Red-Tailed Pit Viper, A New Snake Record For Odisha; Sighted At Bhitarkanika National Park

Bhubaneswar: A new snake sighting has been recorded for Odisha with the photographic documentation of Red-tailed Pit Viper (Trimeresurus erythrurus) at Bhitarkanika National Park.

Talking about the sighting, Panchami Manoo Ukil, a well-known birdwatcher and conservationist, said, “We had ventured out at night to spot owls and look for the Green Vine Snake. We noticed the Red-tailed Pit Viper curled on a branch and on a closer look, realised that it was a pit viper. Of course, we had no idea that the sighting was a first for Odisha and I am happy that the presence of this beautiful species of snake is now recorded in the snake list of Odisha.”

The Red-tailed Pit Viper belongs to the subfamily Crotalinae, a group of venomous vipers, distinguished by the presence of a heat-sensing pit organ in the middle of the head, between each nostril and eye.
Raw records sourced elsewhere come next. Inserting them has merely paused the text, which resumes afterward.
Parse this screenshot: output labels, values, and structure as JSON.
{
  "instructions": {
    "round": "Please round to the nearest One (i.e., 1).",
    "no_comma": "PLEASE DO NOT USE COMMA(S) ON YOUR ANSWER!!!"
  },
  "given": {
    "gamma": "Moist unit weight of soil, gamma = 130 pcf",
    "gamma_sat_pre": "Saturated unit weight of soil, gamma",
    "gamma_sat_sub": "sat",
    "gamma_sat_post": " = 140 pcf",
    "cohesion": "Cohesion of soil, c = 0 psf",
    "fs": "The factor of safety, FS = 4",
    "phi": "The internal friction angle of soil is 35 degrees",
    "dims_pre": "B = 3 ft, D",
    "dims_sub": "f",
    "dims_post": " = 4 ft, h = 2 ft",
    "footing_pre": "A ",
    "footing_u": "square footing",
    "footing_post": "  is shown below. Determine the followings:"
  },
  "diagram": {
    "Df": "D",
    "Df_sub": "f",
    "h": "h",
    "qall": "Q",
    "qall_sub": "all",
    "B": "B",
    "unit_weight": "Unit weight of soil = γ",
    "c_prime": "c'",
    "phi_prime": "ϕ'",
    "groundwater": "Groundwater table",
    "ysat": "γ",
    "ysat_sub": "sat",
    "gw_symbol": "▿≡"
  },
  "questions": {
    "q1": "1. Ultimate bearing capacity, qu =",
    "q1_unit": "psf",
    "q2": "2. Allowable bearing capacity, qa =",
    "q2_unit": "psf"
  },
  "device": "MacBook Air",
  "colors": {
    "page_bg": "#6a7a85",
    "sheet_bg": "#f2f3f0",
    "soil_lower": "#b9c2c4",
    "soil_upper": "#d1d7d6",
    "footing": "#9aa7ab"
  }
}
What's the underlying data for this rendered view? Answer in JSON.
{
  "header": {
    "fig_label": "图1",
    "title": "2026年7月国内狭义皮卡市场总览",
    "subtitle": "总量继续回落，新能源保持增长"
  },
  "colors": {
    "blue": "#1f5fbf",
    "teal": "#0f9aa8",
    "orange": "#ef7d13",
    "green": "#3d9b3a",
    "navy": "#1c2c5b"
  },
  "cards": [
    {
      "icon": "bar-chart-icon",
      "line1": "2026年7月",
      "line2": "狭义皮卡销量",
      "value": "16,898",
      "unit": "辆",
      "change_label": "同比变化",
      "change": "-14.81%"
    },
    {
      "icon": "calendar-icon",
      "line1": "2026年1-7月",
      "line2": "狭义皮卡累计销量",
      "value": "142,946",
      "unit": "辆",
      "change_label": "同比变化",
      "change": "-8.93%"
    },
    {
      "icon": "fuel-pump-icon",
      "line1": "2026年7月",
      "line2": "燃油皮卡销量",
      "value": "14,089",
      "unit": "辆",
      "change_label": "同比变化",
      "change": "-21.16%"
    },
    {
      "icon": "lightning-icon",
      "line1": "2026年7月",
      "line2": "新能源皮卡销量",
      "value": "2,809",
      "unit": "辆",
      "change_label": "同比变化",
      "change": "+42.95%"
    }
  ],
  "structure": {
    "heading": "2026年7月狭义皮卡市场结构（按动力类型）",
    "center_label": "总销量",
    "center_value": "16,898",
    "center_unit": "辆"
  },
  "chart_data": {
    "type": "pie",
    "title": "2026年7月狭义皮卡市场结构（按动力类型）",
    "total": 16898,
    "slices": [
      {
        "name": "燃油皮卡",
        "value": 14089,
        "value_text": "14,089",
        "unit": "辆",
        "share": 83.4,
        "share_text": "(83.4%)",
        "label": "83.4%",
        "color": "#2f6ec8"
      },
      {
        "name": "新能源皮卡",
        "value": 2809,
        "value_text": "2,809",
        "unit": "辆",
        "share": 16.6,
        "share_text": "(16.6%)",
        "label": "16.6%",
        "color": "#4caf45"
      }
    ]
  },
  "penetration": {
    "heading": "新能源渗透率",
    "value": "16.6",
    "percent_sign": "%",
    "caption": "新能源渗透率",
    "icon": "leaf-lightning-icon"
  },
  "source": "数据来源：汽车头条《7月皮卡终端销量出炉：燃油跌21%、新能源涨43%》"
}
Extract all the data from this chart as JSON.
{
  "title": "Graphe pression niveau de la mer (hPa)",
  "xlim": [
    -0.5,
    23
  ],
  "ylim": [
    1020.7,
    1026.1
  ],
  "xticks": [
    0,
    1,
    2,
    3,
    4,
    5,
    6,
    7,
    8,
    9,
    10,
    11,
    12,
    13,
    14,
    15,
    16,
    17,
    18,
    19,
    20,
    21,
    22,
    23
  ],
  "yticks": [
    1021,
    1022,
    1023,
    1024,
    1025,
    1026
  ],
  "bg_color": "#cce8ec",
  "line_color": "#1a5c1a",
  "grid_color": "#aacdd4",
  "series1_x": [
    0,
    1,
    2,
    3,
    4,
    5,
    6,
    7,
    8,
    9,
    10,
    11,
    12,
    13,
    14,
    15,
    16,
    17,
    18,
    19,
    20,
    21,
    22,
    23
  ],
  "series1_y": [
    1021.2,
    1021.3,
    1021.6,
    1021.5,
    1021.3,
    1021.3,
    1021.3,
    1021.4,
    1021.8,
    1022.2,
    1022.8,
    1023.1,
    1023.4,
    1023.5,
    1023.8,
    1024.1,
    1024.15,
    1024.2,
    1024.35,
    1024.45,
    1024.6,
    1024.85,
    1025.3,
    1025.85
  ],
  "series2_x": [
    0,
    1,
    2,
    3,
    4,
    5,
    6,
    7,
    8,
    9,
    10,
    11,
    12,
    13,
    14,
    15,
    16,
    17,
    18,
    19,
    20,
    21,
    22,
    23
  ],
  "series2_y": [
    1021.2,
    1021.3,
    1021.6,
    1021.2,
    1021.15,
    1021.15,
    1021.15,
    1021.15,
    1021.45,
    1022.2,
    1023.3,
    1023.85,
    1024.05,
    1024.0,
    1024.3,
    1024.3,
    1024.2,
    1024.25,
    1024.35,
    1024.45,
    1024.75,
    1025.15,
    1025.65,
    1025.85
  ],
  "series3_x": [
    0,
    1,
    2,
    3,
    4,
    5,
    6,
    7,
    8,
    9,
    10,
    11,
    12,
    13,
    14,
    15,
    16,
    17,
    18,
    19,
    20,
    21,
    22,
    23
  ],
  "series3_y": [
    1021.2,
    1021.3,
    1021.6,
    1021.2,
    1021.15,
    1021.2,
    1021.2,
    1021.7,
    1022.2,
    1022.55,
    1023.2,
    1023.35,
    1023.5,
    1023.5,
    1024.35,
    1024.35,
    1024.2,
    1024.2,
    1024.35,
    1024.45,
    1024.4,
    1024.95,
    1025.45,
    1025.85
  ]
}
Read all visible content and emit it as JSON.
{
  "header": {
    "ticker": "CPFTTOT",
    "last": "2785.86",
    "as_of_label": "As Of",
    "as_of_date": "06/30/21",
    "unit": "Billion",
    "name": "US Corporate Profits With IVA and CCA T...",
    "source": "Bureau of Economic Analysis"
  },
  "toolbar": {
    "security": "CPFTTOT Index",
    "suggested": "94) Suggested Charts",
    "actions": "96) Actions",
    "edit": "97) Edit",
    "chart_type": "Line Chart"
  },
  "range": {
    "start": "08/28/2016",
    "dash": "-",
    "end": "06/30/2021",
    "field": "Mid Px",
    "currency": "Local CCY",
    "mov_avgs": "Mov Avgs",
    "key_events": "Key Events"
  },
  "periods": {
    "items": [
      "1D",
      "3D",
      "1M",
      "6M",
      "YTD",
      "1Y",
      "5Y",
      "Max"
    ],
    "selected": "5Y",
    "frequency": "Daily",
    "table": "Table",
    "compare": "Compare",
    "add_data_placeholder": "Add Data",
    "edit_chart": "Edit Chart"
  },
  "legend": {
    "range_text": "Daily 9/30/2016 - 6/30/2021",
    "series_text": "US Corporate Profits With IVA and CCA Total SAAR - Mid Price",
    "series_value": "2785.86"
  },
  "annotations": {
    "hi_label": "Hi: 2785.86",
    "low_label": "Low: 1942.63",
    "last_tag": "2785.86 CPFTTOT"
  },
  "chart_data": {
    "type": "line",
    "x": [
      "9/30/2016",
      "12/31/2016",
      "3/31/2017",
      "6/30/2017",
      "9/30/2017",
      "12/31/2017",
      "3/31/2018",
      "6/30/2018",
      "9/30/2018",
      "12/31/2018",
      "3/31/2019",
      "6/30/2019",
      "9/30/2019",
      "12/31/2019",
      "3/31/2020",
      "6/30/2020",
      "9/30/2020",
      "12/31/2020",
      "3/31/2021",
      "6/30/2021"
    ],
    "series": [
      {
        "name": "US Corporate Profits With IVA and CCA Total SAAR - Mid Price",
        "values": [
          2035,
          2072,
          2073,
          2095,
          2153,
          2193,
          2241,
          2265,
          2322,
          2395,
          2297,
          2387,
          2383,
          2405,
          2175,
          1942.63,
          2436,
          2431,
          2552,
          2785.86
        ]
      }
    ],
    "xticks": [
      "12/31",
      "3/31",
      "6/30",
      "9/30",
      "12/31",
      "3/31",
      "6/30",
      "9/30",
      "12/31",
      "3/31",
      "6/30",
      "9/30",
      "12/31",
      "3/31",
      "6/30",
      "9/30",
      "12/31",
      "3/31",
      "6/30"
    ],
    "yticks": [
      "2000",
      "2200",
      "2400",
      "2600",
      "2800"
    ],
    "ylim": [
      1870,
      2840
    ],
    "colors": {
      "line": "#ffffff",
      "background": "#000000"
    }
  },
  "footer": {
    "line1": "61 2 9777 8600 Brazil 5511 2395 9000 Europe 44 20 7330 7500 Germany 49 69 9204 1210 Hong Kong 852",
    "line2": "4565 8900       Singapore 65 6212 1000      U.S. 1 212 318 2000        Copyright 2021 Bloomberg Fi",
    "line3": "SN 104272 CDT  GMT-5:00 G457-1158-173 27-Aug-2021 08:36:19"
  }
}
Sensitive to infrared radiation, the organ allows these reptiles to detect and hunt warm-blooded prey even in complete darkness.

It is believed that India is home to more than 28 species of pit vipers, restricted to the high rainfall areas of the Western Ghats, the Himalayas, the Northeast and the Andaman and Nicobar Islands. Being highly venomous, pit vipers are feared by humans and persecuted on sight, which remains one of their most severe threats.

In India, the pit viper species are mainly seen in Assam and Sikkim, although they have also been spotted in the Sunderbans and parts of Arunachal Pradesh, Nagaland as well as in Tripura. Like other pit vipers, they feed on small amphibians and mammals.

The spectacular photographs by the duo clearly show a different body pattern than the more commonly seen Bamboo Pit Viper (Trimeresurus gramineus) as described in the book “Snakes of India: The Field Guide” by Romulus Whitaker & Ashok Captain.

Although the latest book describing the Bamboo pit viper, i.e.  ‘Snakes of Central India”‘ published in 2021 states that “juveniles have a reddish tail”,  the snake that Panchami photographed was certainly an adult since the length of the specimen was approximately around 3 ft. The Bamboo Pit Viper snake attains adulthood with a length of 400 mm (16 inches) as per Whitaker & Captain.

Subhendu Mallik, General Secretary, Snake Helpline and Honorary Wildlife Warden, Khurda, said, “In the first impression the adult snake does not look like a Bamboo Pit Viper to me. Rather it resembles the green pit vipers with a red tail, such as a Red-tailed Pit Viper thereby great documentation for the snake list of Odisha. However, the exact species can be ascertained only after the detailed physical examination, morphometry and body scale count of the specimen.”